Choe Ryong-hae (left) is the nominal head of state of North Korea and is the president of the Presidium of the Supreme People's Assembly.Choe Ryong-hae rose to be North Korea’s nominal head of state last year as president of the Presidium of the Supreme People’s Assembly.
This capped decades of service with the party for the ruling Kim family, following his role as the influential political head of the military under the young leader.
Choe and Pak Pong-ju, a fellow politburo member and former state premier who oversaw the North’s push to introduce more free-market functions to revive its economy, are likely to be the figureheads leading a collective leadership, analysts say.
Kim Yong-chol, a party vice chairman and former top nuclear envoy not related to the Kim dynasty, and Foreign Minister Ri Son-gwon could be tasked with handling diplomatic issues, including stalled denuclearisation talks with the United States, as they played a key role in Kim Jong-un’s summits with US President Donald Trump.
Estranged brothers, aunt
Kim Jong-chol is the leader’s older brother but has not been part of the country’s leadership, instead leading a quiet life playing music, according to Thae Yong-ho, North Korea’s former deputy ambassador in London, who defected to the South.

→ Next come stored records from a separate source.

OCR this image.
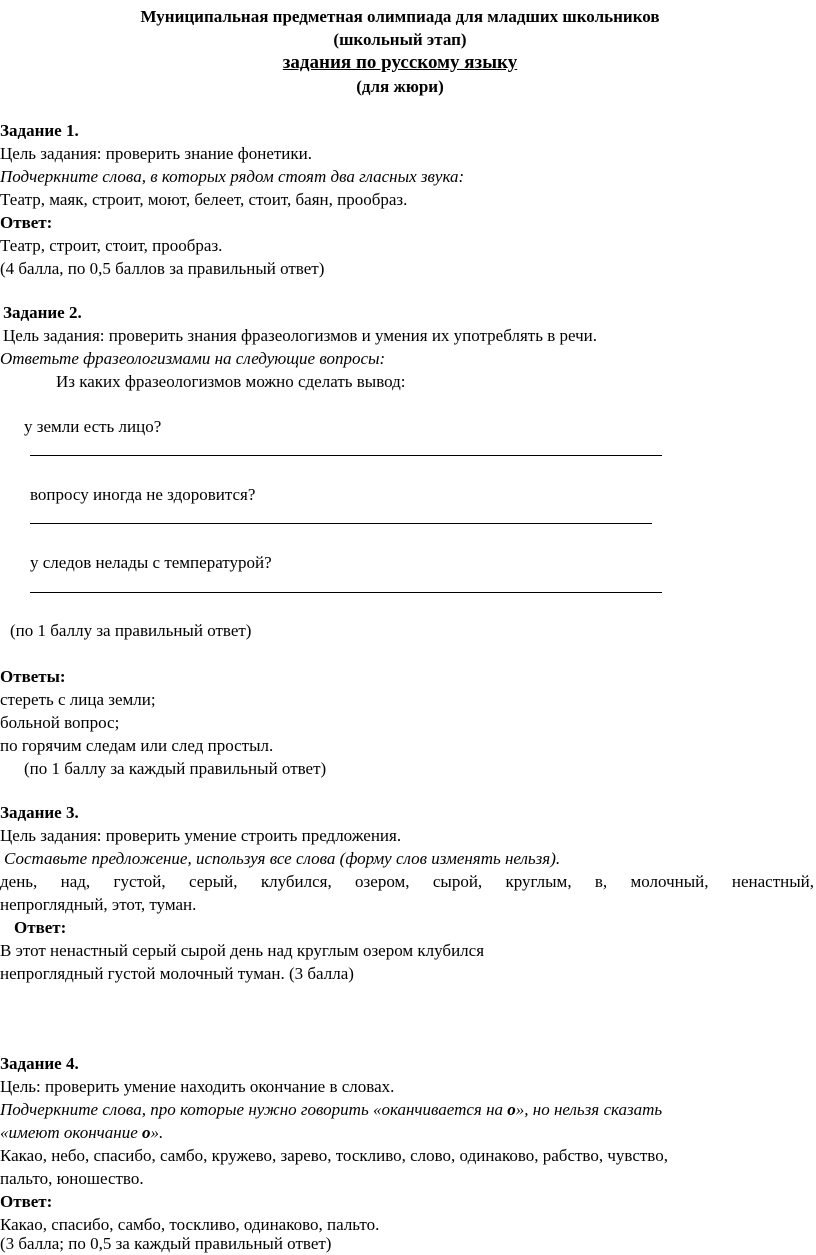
Муниципальная предметная олимпиада для младших школьников

(школьный этап)

задания по русскому языку

(для жюри)

Задание 1.

Цель задания: проверить знание фонетики.

Подчеркните слова, в которых рядом стоят два гласных звука:

Театр, маяк, строит, моют, белеет, стоит, баян, прообраз.

Ответ:

Театр, строит, стоит, прообраз.

(4 балла, по 0,5 баллов за правильный ответ)

Задание 2.

Цель задания: проверить знания фразеологизмов и умения их употреблять в речи.

Ответьте фразеологизмами на следующие вопросы:

Из каких фразеологизмов можно сделать вывод:

у земли есть лицо?

вопросу иногда не здоровится?

у следов нелады с температурой?

(по 1 баллу за правильный ответ)

Ответы:

стереть с лица земли;

больной вопрос;

по горячим следам или след простыл.

(по 1 баллу за каждый правильный ответ)

Задание 3.

Цель задания: проверить умение строить предложения.

Составьте предложение, используя все слова (форму слов изменять нельзя).

день, над, густой, серый, клубился, озером, сырой, круглым, в, молочный, ненастный,

непроглядный, этот, туман.

Ответ:

В этот ненастный серый сырой день над круглым озером клубился

непроглядный густой молочный туман. (3 балла)

Задание 4.

Цель: проверить умение находить окончание в словах.

Подчеркните слова, про которые нужно говорить «оканчивается на о», но нельзя сказать

«имеют окончание о».

Какао, небо, спасибо, самбо, кружево, зарево, тоскливо, слово, одинаково, рабство, чувство,

пальто, юношество.

Ответ:

Какао, спасибо, самбо, тоскливо, одинаково, пальто.

(3 балла; по 0,5 за каждый правильный ответ)
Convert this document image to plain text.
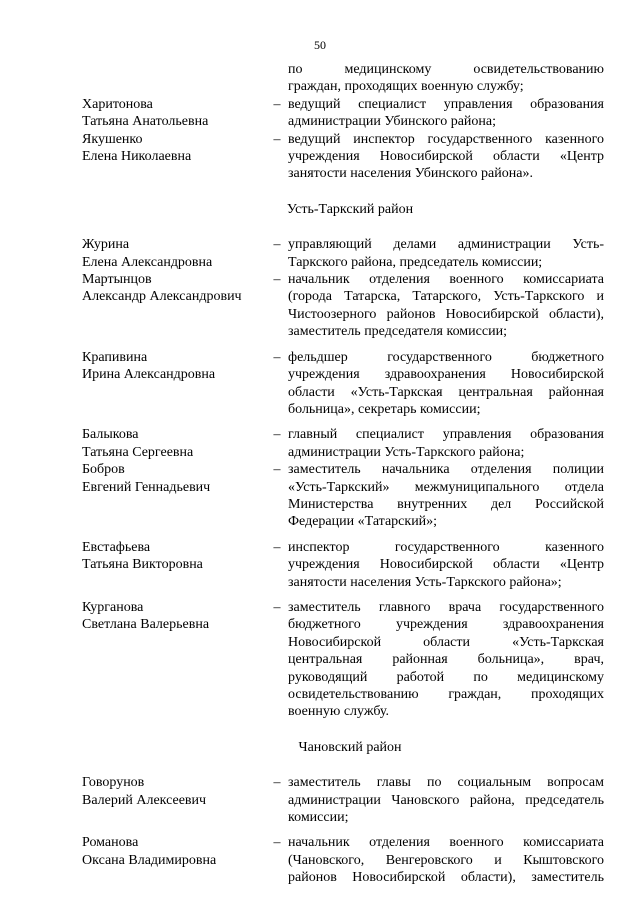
50
по медицинскому освидетельствованию
граждан, проходящих военную службу;
Харитонова
Татьяна Анатольевна
– ведущий специалист управления образования
администрации Убинского района;
Якушенко
Елена Николаевна
– ведущий инспектор государственного казенного
учреждения Новосибирской области «Центр
занятости населения Убинского района».
Усть-Таркский район
Журина
Елена Александровна
– управляющий делами администрации Усть-
Таркского района, председатель комиссии;
Мартынцов
Александр Александрович
– начальник отделения военного комиссариата
(города Татарска, Татарского, Усть-Таркского и
Чистоозерного районов Новосибирской области),
заместитель председателя комиссии;
Крапивина
Ирина Александровна
– фельдшер государственного бюджетного
учреждения здравоохранения Новосибирской
области «Усть-Таркская центральная районная
больница», секретарь комиссии;
Балыкова
Татьяна Сергеевна
– главный специалист управления образования
администрации Усть-Таркского района;
Бобров
Евгений Геннадьевич
– заместитель начальника отделения полиции
«Усть-Таркский» межмуниципального отдела
Министерства внутренних дел Российской
Федерации «Татарский»;
Евстафьева
Татьяна Викторовна
– инспектор государственного казенного
учреждения Новосибирской области «Центр
занятости населения Усть-Таркского района»;
Курганова
Светлана Валерьевна
– заместитель главного врача государственного
бюджетного учреждения здравоохранения
Новосибирской области «Усть-Таркская
центральная районная больница», врач,
руководящий работой по медицинскому
освидетельствованию граждан, проходящих
военную службу.
Чановский район
Говорунов
Валерий Алексеевич
– заместитель главы по социальным вопросам
администрации Чановского района, председатель
комиссии;
Романова
Оксана Владимировна
– начальник отделения военного комиссариата
(Чановского, Венгеровского и Кыштовского
районов Новосибирской области), заместитель
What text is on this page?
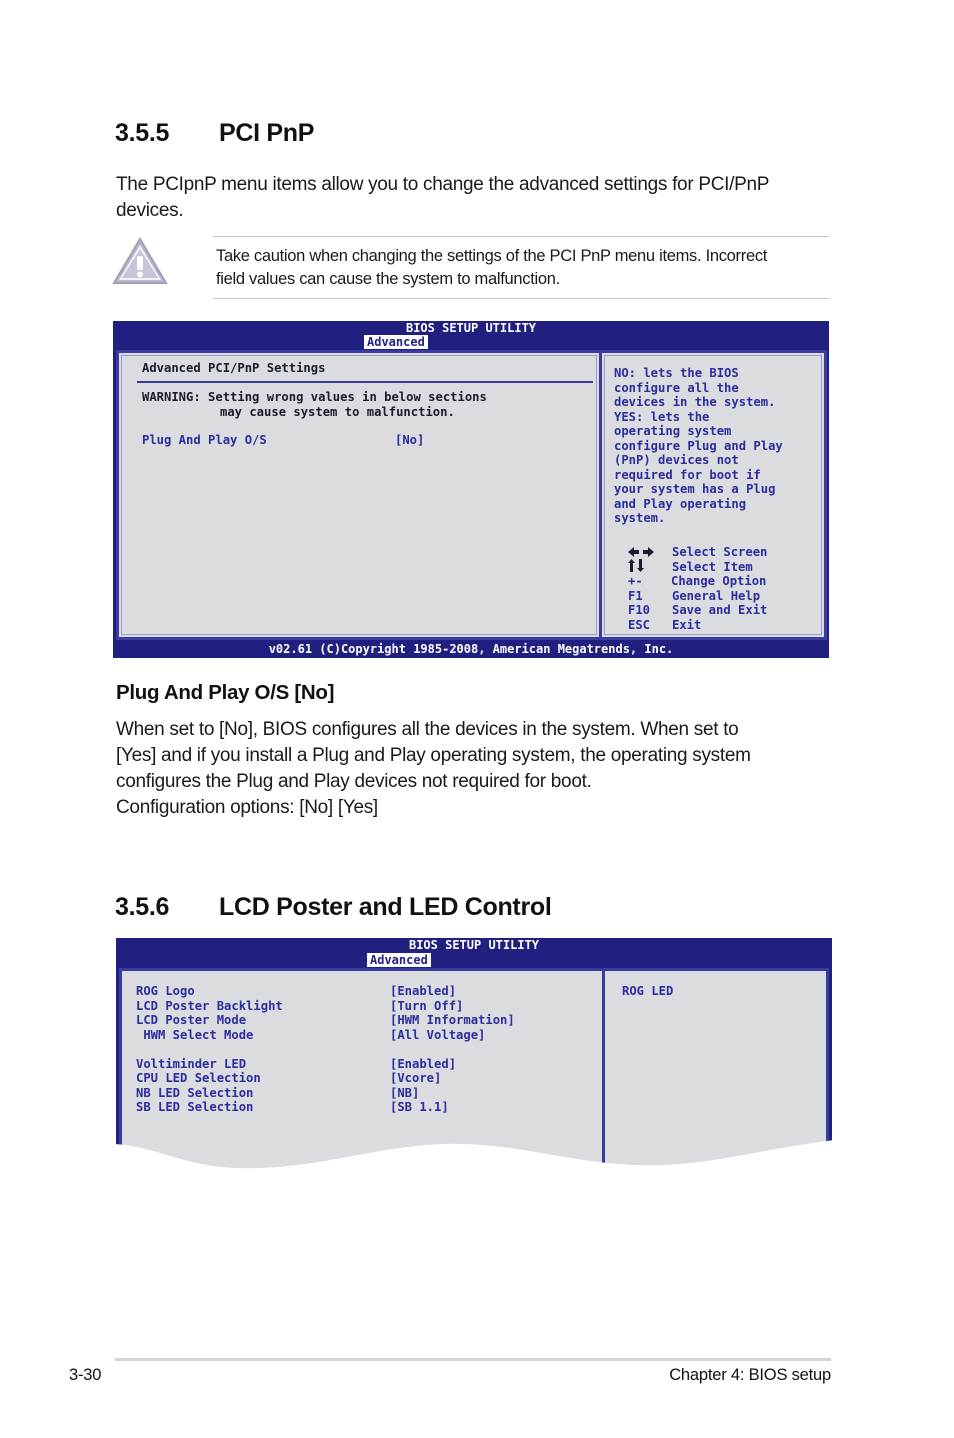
3.5.5 PCI PnP

The PCIpnP menu items allow you to change the advanced settings for PCI/PnP
devices.

Take caution when changing the settings of the PCI PnP menu items. Incorrect
field values can cause the system to malfunction.

BIOS SETUP UTILITY
Advanced
Advanced PCI/PnP Settings
WARNING: Setting wrong values in below sections
may cause system to malfunction.
Plug And Play O/S	[No]
NO: lets the BIOS
configure all the
devices in the system.
YES: lets the
operating system
configure Plug and Play
(PnP) devices not
required for boot if
your system has a Plug
and Play operating
system.
Select Screen
Select Item
+- Change Option
F1 General Help
F10 Save and Exit
ESC Exit
v02.61 (C)Copyright 1985-2008, American Megatrends, Inc.
Plug And Play O/S [No]

When set to [No], BIOS configures all the devices in the system. When set to
[Yes] and if you install a Plug and Play operating system, the operating system
configures the Plug and Play devices not required for boot.
Configuration options: [No] [Yes]

3.5.6 LCD Poster and LED Control
BIOS SETUP UTILITY
Advanced
ROG Logo	[Enabled]
LCD Poster Backlight	[Turn Off]
LCD Poster Mode	[HWM Information]
HWM Select Mode	[All Voltage]
Voltiminder LED	[Enabled]
CPU LED Selection	[Vcore]
NB LED Selection	[NB]
SB LED Selection	[SB 1.1]
ROG LED
3-30	Chapter 4: BIOS setup
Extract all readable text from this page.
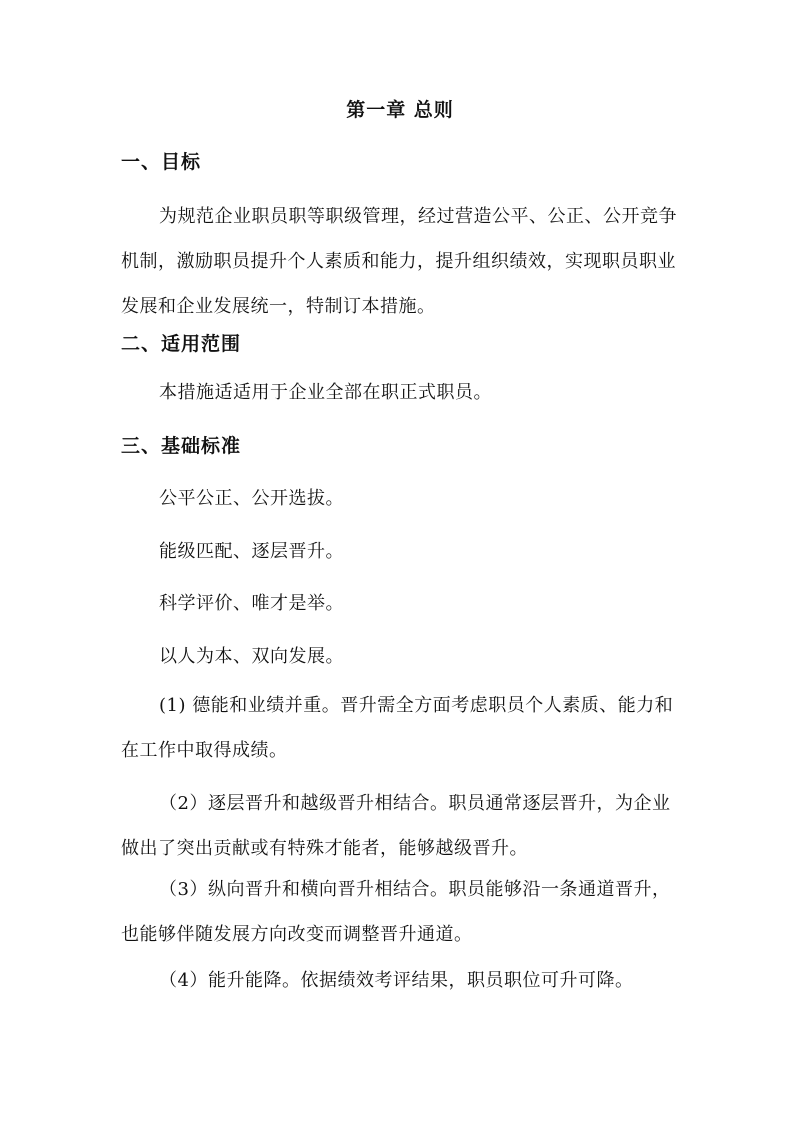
第一章 总则
一、目标
为规范企业职员职等职级管理，经过营造公平、公正、公开竞争机制，激励职员提升个人素质和能力，提升组织绩效，实现职员职业发展和企业发展统一，特制订本措施。
二、适用范围
本措施适适用于企业全部在职正式职员。
三、基础标准
公平公正、公开选拔。
能级匹配、逐层晋升。
科学评价、唯才是举。
以人为本、双向发展。
(1) 德能和业绩并重。晋升需全方面考虑职员个人素质、能力和在工作中取得成绩。
（2）逐层晋升和越级晋升相结合。职员通常逐层晋升，为企业做出了突出贡献或有特殊才能者，能够越级晋升。
（3）纵向晋升和横向晋升相结合。职员能够沿一条通道晋升，也能够伴随发展方向改变而调整晋升通道。
（4）能升能降。依据绩效考评结果，职员职位可升可降。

He is believed to be disinterested in public life and is unlikely to emerge as a major presence, though some analysts say he maintains ties with siblings and could play a more public role in a contingency.
Kim Kyong-hui was once a powerful figure in the leadership circle when her brother Kim Jong-il ruled the country. But she has not been seen since her husband, Jang Song-thaek, once regarded as the second most powerful man in the country, was executed in 2013 by Kim Jong Un. She has long been ill but briefly appeared early this year at a gala performance alongside her nephew.
Kim Jong-un is believed to have three children with Ri Sol-ju, the youngest born in 2017, according to the South’s National Intelligence Service.
The oldest is a 10-year-old son, meaning any of the three would need the assistance of their relatives or political guardians if they were to become a fourth-generation hereditary leader.
Kim Jong-il had been groomed for 20 years to lead the country, while Kim Jong-un had just over a year to prepare, due to his father’s sudden death from a heart attack.